Block reads can be initiated by setting the pointer register to 80h to 87h. The temperature results are mirrored at pointer addresses 80h to 88h; temperature results for all the channels can be read with one read transaction. Setting the pointer register to any address from 80h to 88h signals to the TMP468 device that a block of more than two bytes must be transmitted before a design stop is issued. In block read mode, the TMP468 device auto increments the pointer address. After 88h, the pointer resets to 80h. The master must NACK the last byte read so the TMP468 device can discontinue driving the bus, which allows the master to initiate a stop.
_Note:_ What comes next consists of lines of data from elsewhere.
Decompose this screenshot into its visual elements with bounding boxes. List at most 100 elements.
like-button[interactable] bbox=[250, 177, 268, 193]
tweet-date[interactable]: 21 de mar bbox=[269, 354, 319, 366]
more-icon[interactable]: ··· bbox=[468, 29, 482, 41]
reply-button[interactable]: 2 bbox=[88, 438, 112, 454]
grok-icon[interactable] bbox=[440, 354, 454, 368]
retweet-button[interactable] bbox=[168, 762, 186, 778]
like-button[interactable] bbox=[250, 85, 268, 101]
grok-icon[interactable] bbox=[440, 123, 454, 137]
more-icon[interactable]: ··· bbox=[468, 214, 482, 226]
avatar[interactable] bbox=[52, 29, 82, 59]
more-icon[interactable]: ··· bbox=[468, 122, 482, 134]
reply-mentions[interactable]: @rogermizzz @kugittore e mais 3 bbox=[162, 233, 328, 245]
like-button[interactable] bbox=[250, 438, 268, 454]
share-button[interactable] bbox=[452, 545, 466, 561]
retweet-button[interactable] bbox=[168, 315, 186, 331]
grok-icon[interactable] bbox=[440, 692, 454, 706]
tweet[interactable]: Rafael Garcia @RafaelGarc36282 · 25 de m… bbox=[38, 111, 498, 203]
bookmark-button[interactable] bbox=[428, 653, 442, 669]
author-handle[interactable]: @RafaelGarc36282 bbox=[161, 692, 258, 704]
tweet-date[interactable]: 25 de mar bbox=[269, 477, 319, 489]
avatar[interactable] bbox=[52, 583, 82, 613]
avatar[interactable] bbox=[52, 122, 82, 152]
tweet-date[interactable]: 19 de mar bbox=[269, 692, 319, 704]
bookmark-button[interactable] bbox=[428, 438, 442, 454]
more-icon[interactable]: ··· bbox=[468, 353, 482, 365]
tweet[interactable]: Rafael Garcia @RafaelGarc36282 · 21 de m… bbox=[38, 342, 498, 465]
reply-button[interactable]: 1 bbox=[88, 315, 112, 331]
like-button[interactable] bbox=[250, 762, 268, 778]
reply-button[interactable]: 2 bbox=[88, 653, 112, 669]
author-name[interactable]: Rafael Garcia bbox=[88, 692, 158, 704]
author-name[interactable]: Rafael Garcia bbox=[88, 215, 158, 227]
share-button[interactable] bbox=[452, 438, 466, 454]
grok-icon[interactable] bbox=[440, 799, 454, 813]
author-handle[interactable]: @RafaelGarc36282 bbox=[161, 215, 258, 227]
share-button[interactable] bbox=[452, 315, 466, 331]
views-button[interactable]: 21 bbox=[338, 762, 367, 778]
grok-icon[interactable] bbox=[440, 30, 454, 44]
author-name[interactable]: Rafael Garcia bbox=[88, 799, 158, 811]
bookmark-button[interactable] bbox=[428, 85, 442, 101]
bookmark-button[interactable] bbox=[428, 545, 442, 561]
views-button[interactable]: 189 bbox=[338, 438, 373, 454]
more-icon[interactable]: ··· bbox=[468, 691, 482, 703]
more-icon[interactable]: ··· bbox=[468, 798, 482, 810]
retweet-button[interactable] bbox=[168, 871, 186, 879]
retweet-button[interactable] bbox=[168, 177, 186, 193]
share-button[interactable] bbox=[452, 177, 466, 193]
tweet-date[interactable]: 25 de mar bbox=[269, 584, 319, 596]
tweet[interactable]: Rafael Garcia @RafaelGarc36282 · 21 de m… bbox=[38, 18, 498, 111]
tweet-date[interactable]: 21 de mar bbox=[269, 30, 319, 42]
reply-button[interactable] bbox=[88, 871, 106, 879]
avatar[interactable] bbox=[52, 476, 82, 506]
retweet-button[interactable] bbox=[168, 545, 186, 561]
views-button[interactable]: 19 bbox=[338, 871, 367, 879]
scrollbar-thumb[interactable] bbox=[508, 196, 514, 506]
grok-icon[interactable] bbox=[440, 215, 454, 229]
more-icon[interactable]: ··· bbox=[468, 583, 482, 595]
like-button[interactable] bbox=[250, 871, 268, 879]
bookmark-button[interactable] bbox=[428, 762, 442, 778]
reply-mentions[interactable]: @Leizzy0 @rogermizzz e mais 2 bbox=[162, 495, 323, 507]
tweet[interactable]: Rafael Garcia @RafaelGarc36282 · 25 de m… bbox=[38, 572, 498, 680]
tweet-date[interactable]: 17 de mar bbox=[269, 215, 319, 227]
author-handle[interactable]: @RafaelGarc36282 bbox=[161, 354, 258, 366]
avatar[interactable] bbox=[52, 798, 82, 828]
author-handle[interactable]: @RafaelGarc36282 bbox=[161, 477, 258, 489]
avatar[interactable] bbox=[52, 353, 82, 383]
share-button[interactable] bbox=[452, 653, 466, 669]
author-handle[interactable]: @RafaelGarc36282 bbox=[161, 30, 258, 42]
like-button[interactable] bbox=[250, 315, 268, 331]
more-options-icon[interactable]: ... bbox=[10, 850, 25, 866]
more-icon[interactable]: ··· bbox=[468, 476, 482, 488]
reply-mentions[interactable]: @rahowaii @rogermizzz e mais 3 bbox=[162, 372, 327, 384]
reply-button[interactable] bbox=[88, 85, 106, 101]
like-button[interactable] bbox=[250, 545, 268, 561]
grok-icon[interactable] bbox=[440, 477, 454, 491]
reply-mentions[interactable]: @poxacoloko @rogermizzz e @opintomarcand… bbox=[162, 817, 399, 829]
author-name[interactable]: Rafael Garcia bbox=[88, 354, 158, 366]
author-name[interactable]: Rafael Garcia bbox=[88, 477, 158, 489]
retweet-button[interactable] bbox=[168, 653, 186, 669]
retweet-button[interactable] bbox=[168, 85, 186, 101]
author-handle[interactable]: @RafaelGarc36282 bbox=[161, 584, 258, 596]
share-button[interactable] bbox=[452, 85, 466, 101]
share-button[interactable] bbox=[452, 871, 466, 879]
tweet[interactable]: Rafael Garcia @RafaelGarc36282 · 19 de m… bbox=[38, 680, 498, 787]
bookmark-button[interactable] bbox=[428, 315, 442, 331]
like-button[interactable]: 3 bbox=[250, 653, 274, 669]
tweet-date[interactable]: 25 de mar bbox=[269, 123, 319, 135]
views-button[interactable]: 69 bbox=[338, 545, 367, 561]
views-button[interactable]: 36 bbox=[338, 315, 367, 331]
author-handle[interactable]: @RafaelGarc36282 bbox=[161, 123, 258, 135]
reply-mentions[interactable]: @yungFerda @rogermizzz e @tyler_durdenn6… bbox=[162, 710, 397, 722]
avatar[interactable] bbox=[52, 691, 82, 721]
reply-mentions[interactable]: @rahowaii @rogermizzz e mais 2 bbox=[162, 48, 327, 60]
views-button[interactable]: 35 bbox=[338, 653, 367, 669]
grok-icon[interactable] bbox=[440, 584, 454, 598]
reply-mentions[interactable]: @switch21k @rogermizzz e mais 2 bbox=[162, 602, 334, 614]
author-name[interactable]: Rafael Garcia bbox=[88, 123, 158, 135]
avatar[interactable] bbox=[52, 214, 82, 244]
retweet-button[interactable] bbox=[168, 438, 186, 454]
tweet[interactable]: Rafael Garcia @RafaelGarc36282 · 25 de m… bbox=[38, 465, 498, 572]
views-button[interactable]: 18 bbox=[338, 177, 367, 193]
In this mode, the pointer continuously loops in the address range from 80h to 88h, so the register may be easily read multiple times. Block read does not disrupt the conversion process.
Register C4h allows the device configuration and limit registers to lock, as shown by the Lock column in Table 3. To lock the registers, write 0x5CA6. To unlock the registers, write 0xEB19. When the lock function is enabled, reading the register yields 0x8000; when unlocked, 0x0000 is transmitted.
The TMP468 device allows the two-wire bus controller to query the device for manufacturer and device identifications (IDs) to enable software identification of the device at the particular two-wire bus address. The manufacturer ID is obtained by reading from pointer address FEh; the device ID is obtained from register FFh. Note that the most significant byte of the Device ID register identifies the TMP468 device revision level. The TMP468 device reads 0x5449 for the manufacturer code and 0x0468 for the device ID code for the first release.